オレが殺されるような目に会うかもしれないってことを。
そうすればすべての辻褄が合う。
命を狙ってるなんて脅してきたり、滝から突き落としたり、それらはちゃんと意味のあるものだったのだ。
それはすなわち、ノヴァキが犯人を知っている、あるいは犯人もノヴァキのことを知っている、というわけで。

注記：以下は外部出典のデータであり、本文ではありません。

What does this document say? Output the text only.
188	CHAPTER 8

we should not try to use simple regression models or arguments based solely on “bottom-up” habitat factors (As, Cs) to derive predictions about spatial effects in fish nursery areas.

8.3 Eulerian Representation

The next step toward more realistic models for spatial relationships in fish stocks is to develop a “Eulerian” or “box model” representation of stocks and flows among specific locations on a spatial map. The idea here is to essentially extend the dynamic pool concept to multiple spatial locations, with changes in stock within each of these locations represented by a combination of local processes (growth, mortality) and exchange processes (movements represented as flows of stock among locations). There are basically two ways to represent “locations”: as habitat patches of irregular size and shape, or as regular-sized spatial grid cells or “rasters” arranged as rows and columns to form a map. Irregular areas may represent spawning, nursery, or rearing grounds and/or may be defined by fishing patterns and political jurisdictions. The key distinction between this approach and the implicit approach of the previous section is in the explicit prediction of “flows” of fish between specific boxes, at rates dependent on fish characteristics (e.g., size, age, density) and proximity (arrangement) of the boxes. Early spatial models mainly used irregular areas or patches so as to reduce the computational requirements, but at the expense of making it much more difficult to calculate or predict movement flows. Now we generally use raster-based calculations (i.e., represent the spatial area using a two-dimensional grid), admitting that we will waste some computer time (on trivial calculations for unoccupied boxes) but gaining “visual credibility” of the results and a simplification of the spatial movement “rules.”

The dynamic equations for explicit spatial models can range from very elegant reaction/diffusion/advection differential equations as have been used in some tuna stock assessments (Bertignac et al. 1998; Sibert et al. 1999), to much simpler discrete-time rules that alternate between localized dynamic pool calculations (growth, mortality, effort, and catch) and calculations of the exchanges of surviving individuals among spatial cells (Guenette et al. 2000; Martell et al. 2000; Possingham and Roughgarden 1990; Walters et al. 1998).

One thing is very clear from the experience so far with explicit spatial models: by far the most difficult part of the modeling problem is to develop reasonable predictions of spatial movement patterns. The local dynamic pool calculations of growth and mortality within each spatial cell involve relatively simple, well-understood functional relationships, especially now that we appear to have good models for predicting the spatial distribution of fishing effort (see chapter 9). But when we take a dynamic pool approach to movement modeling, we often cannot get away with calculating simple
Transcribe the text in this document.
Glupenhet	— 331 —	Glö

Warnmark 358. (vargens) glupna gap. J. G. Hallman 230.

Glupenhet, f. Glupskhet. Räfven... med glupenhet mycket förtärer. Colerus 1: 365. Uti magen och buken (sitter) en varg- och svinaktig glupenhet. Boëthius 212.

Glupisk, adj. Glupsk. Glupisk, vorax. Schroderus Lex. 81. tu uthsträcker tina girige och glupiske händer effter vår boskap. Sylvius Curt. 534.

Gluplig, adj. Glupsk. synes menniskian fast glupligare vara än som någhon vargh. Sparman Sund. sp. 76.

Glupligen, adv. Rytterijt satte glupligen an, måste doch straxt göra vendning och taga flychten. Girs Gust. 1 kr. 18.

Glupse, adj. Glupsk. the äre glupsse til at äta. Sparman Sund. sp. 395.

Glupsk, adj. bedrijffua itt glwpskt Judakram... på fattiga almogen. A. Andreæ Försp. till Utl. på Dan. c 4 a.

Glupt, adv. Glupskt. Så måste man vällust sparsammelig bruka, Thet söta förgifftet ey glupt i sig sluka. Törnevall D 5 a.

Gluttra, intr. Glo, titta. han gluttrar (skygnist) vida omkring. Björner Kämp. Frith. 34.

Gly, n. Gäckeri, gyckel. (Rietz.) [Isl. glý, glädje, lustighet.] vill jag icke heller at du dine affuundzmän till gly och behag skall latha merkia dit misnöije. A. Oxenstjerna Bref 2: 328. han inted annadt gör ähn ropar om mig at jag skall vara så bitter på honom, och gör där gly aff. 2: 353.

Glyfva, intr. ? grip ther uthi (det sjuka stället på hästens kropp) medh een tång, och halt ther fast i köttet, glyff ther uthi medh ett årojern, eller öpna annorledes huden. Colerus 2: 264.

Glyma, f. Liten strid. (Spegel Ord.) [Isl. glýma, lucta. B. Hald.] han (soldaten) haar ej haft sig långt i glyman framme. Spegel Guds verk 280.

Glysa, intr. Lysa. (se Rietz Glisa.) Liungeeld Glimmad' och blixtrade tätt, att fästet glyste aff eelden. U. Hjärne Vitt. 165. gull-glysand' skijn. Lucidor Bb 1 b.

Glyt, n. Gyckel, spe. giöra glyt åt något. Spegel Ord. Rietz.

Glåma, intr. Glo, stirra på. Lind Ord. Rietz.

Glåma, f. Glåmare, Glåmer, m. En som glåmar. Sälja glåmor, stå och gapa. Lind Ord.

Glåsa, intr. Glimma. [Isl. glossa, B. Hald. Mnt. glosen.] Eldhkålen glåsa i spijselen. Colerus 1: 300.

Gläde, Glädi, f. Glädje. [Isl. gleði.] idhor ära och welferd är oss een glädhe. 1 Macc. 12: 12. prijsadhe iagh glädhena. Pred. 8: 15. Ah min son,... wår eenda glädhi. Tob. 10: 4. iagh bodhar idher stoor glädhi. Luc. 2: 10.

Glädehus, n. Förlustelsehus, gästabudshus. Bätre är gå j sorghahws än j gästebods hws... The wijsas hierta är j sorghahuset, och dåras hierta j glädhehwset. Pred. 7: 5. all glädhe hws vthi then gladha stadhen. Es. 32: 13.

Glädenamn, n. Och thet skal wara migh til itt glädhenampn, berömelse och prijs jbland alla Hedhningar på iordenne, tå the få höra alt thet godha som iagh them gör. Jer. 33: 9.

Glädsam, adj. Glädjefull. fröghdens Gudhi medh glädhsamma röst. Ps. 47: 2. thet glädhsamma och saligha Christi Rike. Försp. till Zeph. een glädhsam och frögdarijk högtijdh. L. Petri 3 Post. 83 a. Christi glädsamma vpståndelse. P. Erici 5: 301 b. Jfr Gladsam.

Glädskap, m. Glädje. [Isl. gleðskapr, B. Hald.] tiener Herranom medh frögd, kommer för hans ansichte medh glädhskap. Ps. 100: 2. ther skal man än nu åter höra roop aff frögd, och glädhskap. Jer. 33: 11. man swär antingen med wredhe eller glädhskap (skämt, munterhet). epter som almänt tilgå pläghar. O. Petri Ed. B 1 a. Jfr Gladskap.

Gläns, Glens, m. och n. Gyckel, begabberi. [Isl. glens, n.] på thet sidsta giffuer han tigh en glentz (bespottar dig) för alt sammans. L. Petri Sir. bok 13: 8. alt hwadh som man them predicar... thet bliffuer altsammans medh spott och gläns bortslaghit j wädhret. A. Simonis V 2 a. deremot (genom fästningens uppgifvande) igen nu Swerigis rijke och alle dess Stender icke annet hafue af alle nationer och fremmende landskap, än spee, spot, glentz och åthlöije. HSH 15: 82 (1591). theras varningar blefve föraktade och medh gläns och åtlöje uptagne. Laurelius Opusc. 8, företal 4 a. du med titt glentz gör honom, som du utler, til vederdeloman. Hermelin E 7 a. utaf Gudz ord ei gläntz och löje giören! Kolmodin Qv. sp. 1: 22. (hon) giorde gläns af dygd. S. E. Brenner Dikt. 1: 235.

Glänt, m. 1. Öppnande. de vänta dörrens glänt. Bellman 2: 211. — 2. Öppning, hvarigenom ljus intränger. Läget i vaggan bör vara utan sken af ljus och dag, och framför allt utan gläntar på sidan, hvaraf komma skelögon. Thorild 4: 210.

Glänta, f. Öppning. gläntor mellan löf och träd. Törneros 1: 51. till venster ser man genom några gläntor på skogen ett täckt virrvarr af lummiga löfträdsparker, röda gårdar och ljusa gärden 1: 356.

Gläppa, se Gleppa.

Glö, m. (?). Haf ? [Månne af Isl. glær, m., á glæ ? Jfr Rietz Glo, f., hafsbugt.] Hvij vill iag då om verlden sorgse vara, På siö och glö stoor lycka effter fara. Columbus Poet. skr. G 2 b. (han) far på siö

「オレは……ノヴァキはそんな事しない、犯人は別にいる」
「信じていいのね?」
「ああ、もちろん」
お互いの魂が入れ替わってからオレを突き落としたのは、おそらくノヴァキの独断だったんだろう。
でなきゃオレはここにこうしていないはずだからだ。
となると、もしかしたら犯人がノヴァキの中にオレがいると分からずに接触してくる可能性も……。
バチーン!
「いでっ! な、なにすんのっ!」
なんて事を考えていたら、いきなり平手打ちされた。
敵意も何もなかったから全く避けることもできずにもろに食らい、尻餅をつくオレ。
びっくりして目をしばたかせると、やっぱりリシアはまだ怒ってて。
「じゃあ何? 濡れ衣でいわれのない中傷を受けるからって、迷惑がかかるから避けてたって、そういうこと? 馬鹿にしないでよ。何が迷惑よ! そんなの小さい時から一緒に育ってきてる時点でとっくにかかってんのよ! 今度同じ事したら許さないから!」
リシアの、本気でノヴァキを思う言葉。
オレは強い強い衝撃を受けていた。
「……ごめん」
オレがノヴァキじゃないことに。
オレのせいでノヴァキはもういないことに声がかすれた。
「ごめんよ、リシア……」
自分を見送った時はなかった哀しみの波が、オレを襲う。
「なんて顔してんのよ。……ほら、いつまでも座ってないで」
苦笑して手を引っ張り、起こしてくれるリシア。
それでも際限のない後ろめたさと罪悪感はなくならなかった。
多分それは、知らぬままに逝ってしまったノヴァキに気付けなかったリシアに対しての悲哀だったんだと思う。
「……ごめん」
「ああ、いつまでもうじうじしない! ワタシが悪者みたいじゃない」
「ごめ……」
「だーかーらっ!」
オレの口を塞ぐように怒鳴って。
リシアはオレを引きずるようにして進んでゆく。
オレはそんなリシアの背を見ながら、改めて誓ったのだった。
リシアのためにも。
オレはその命尽きるまで、ノヴァキでいることを……。